Anche ora, a distanza di quasi un anno dal rientro, e’ difficile capire che effetti a lungo termine abbia lasciato quest’avventura. Sicuramente la voglia di continuare a viaggiare e’ sempre presente, sempre piu’ grande, ma non ci ha precluso un rientro nella normalita’ che e’ stato per tutti quanti un processo naturale. Una delle prime cose apparse evidenti e’ stato il fatto che pur avendo perso sei mesi di scuola, le bambine fossero avanti rispetto alle compagne. Le poche ore al giorno passate qua e la’ nei giorni di calma facendo lezione con noi sono state piu’ produttive che due trimestri in classe. Come genitori, questi mesi passati in compagnia pressoche’ esclusiva delle figlie e’ stato un regalo prezioso che ci ha consentito di apprezzarle ancora di piu’, otto mesi della loro vita dedicati a noi prima che diventino troppo grandi e indipendenti.
Le immagini dei posti che abbiamo avuto la fortuna di vedere, i sorrisi delle persone che abbiamo incontrato lungo il cammino e con le quali abbiamo condiviso parte dell’esperienza, rimarranno sempre con noi. I blogs ci hanno permesso di condividere il sogno anche oltre, consentendoci di rendere partecipi tutte quelle persone che sebbene rimaste a casa avremmo voluto portare con noi e non solo nel cuore. Ci hanno anche messo in contatto con gente nuova che ha avuto voglia di seguirci e di leggere la nostra storia.
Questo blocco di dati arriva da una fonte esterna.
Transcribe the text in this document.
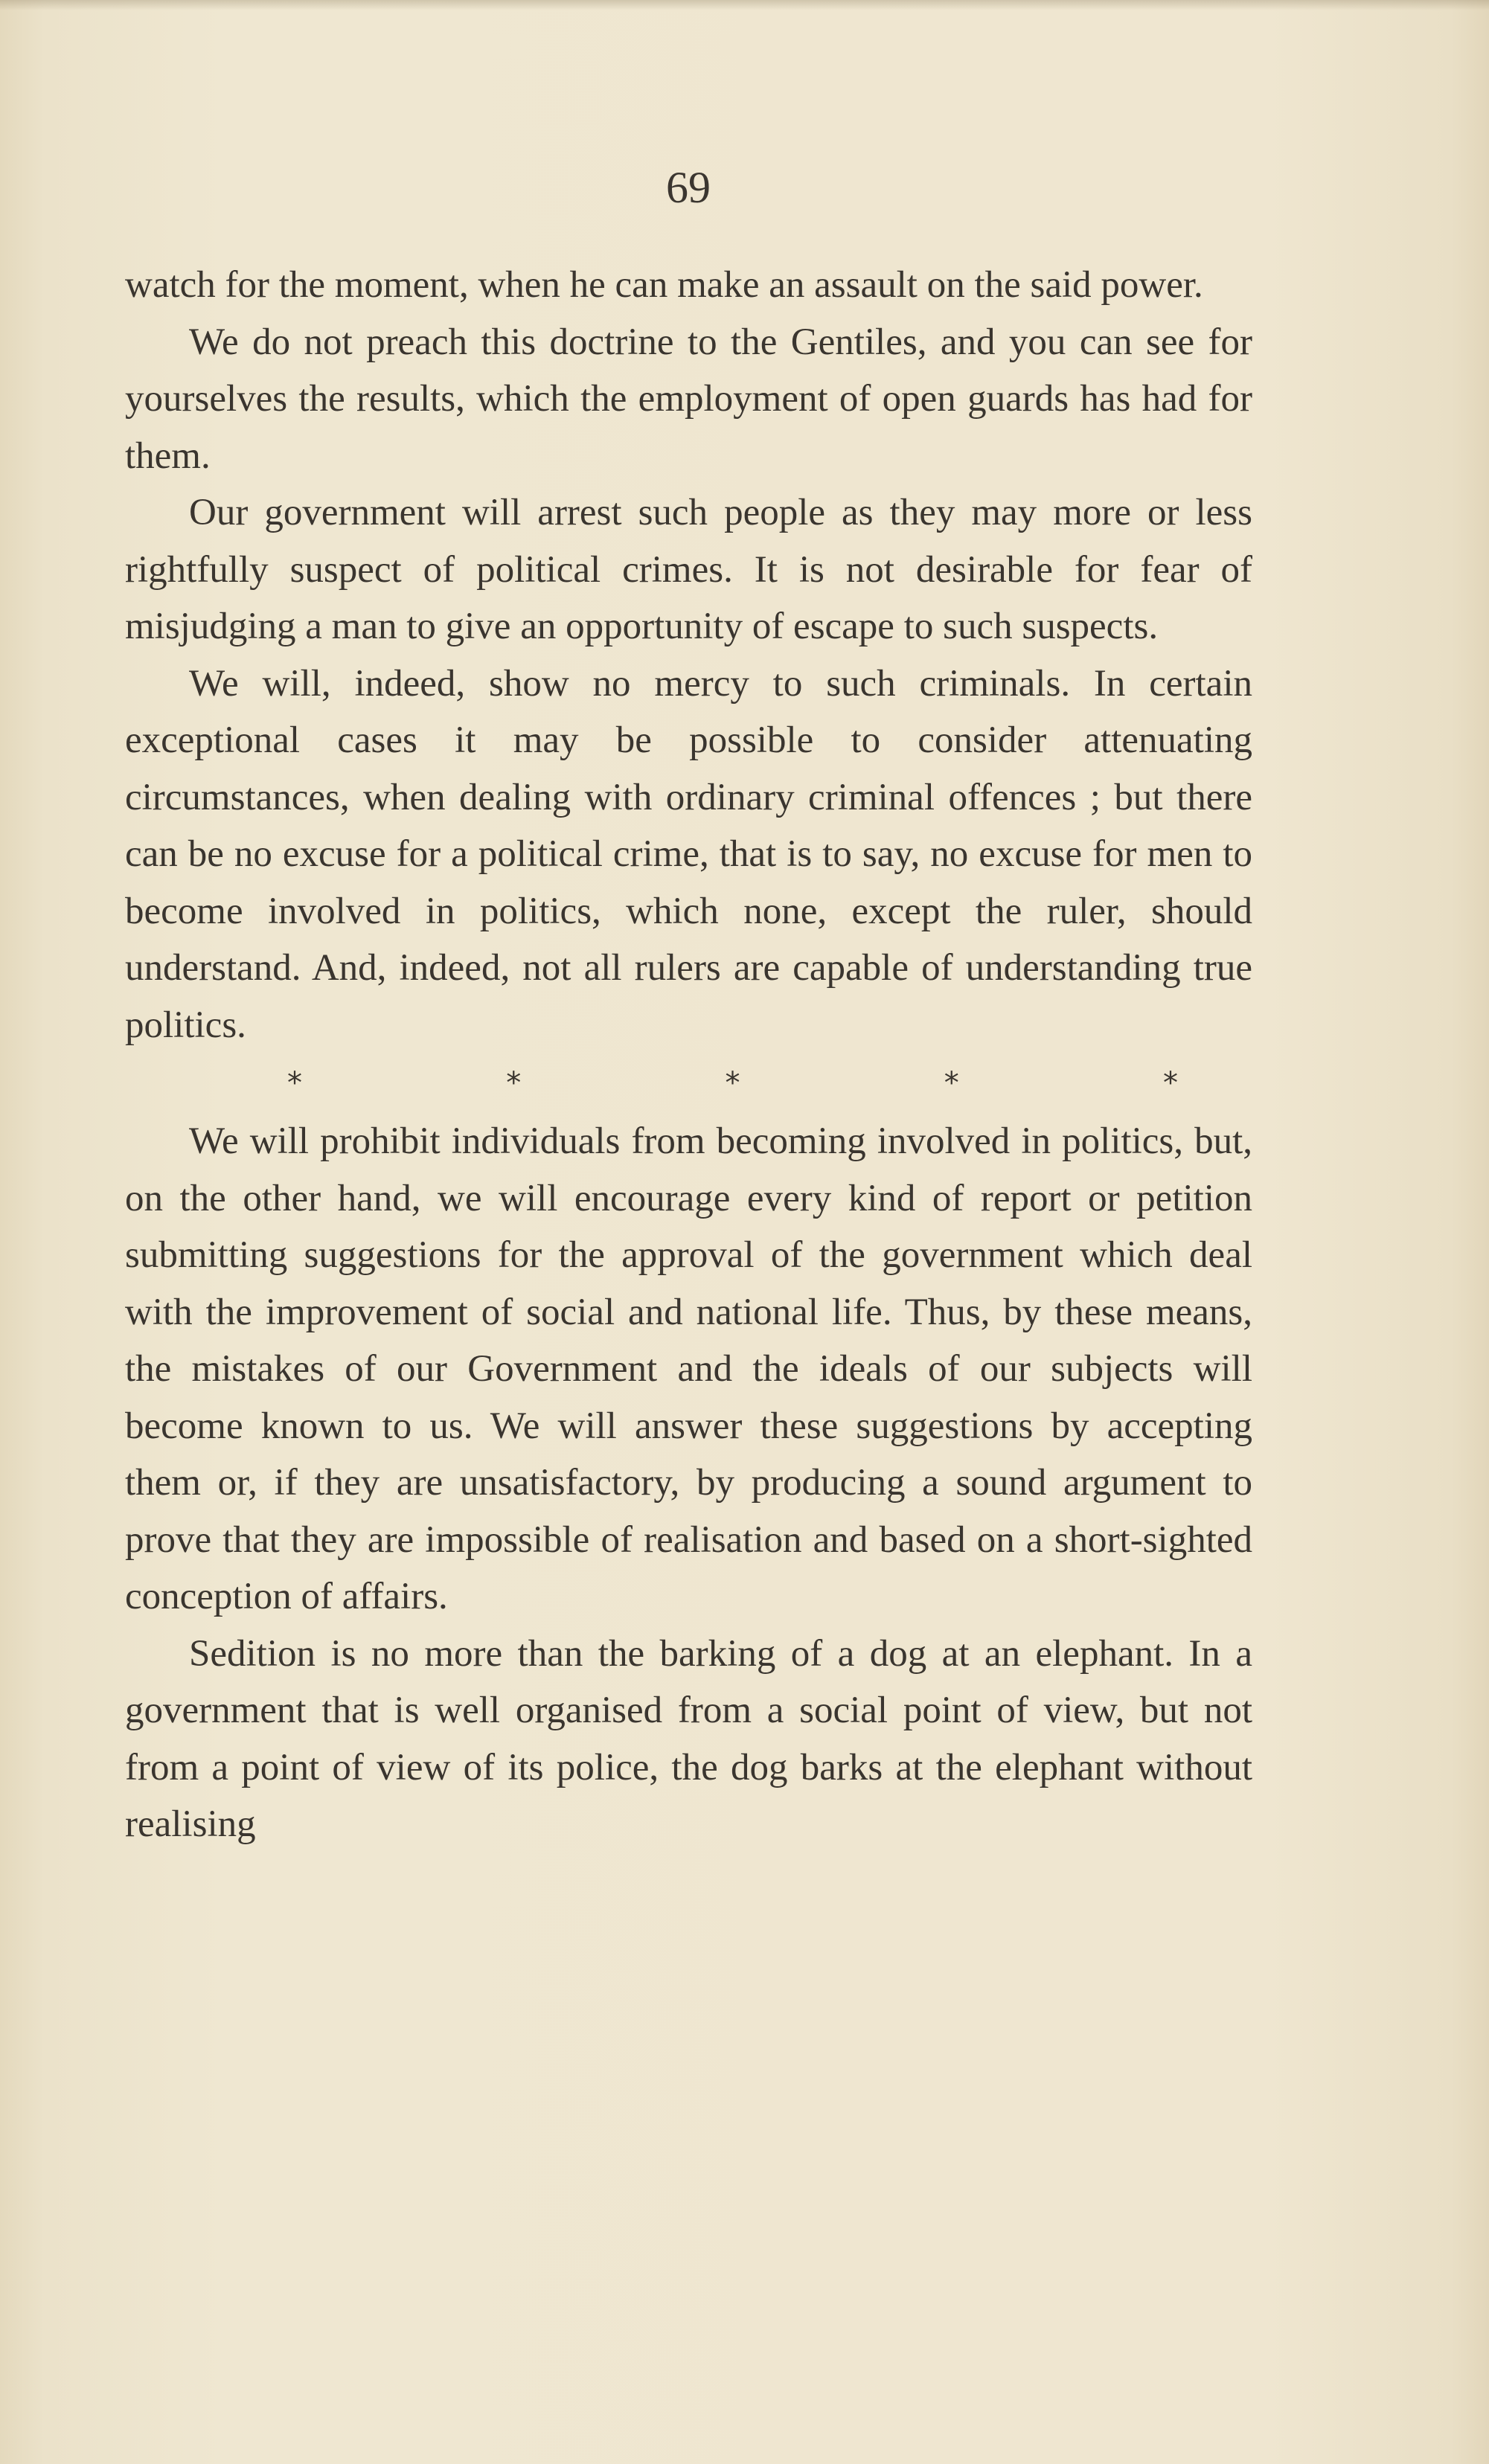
69

watch for the moment, when he can make an assault on the said power.

We do not preach this doctrine to the Gentiles, and you can see for yourselves the results, which the employment of open guards has had for them.

Our government will arrest such people as they may more or less rightfully suspect of political crimes. It is not desirable for fear of misjudging a man to give an opportunity of escape to such suspects.

We will, indeed, show no mercy to such criminals. In certain exceptional cases it may be possible to consider attenuating circumstances, when dealing with ordinary criminal offences ; but there can be no excuse for a political crime, that is to say, no excuse for men to become involved in politics, which none, except the ruler, should understand. And, indeed, not all rulers are capable of understanding true politics.

*	*	*	*	*

We will prohibit individuals from becoming involved in politics, but, on the other hand, we will encourage every kind of report or petition submitting suggestions for the approval of the government which deal with the improvement of social and national life. Thus, by these means, the mistakes of our Government and the ideals of our subjects will become known to us. We will answer these suggestions by accepting them or, if they are unsatisfactory, by producing a sound argument to prove that they are impossible of realisation and based on a short-sighted conception of affairs.

Sedition is no more than the barking of a dog at an elephant. In a government that is well organised from a social point of view, but not from a point of view of its police, the dog barks at the elephant without realising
Al di la’ di questo, l’aver intrapreso e portato a termine con successo un progetto cosi’ complicato, ci ha lasciato la consapevolezza di esserne stati capaci, di aver saputo trasformare il sogno in realta’. E’ una sensazione che non ha prezzo, una certezza che nessuno potra’ mai toglierci e che ci consente di vedere la vita da una prospettiva che non a tutti e’ data. In un certo senso questa esperienza ci ha resi dipendenti dal cambiamento. A questo punto per noi un progetto che valga la pena di essere messo in atto va perseguito anche a costo di prendere decisioni scomode, attuarlo e’ un dovere da compiere anche a costo di complicarsi la vita. Ci sentiamo adesso meglio equipaggiati per poter cambiare una situazione che non ci vada, evitando di subirla per paura dell’ignoto, dell’incertezza e di quell’inevitabile elemento di rischio che ogni cambiamento comporta. Siamo sicuri adesso di essere capaci di ricominciare da capo e, se necessario, ricostruire una vita ovunque.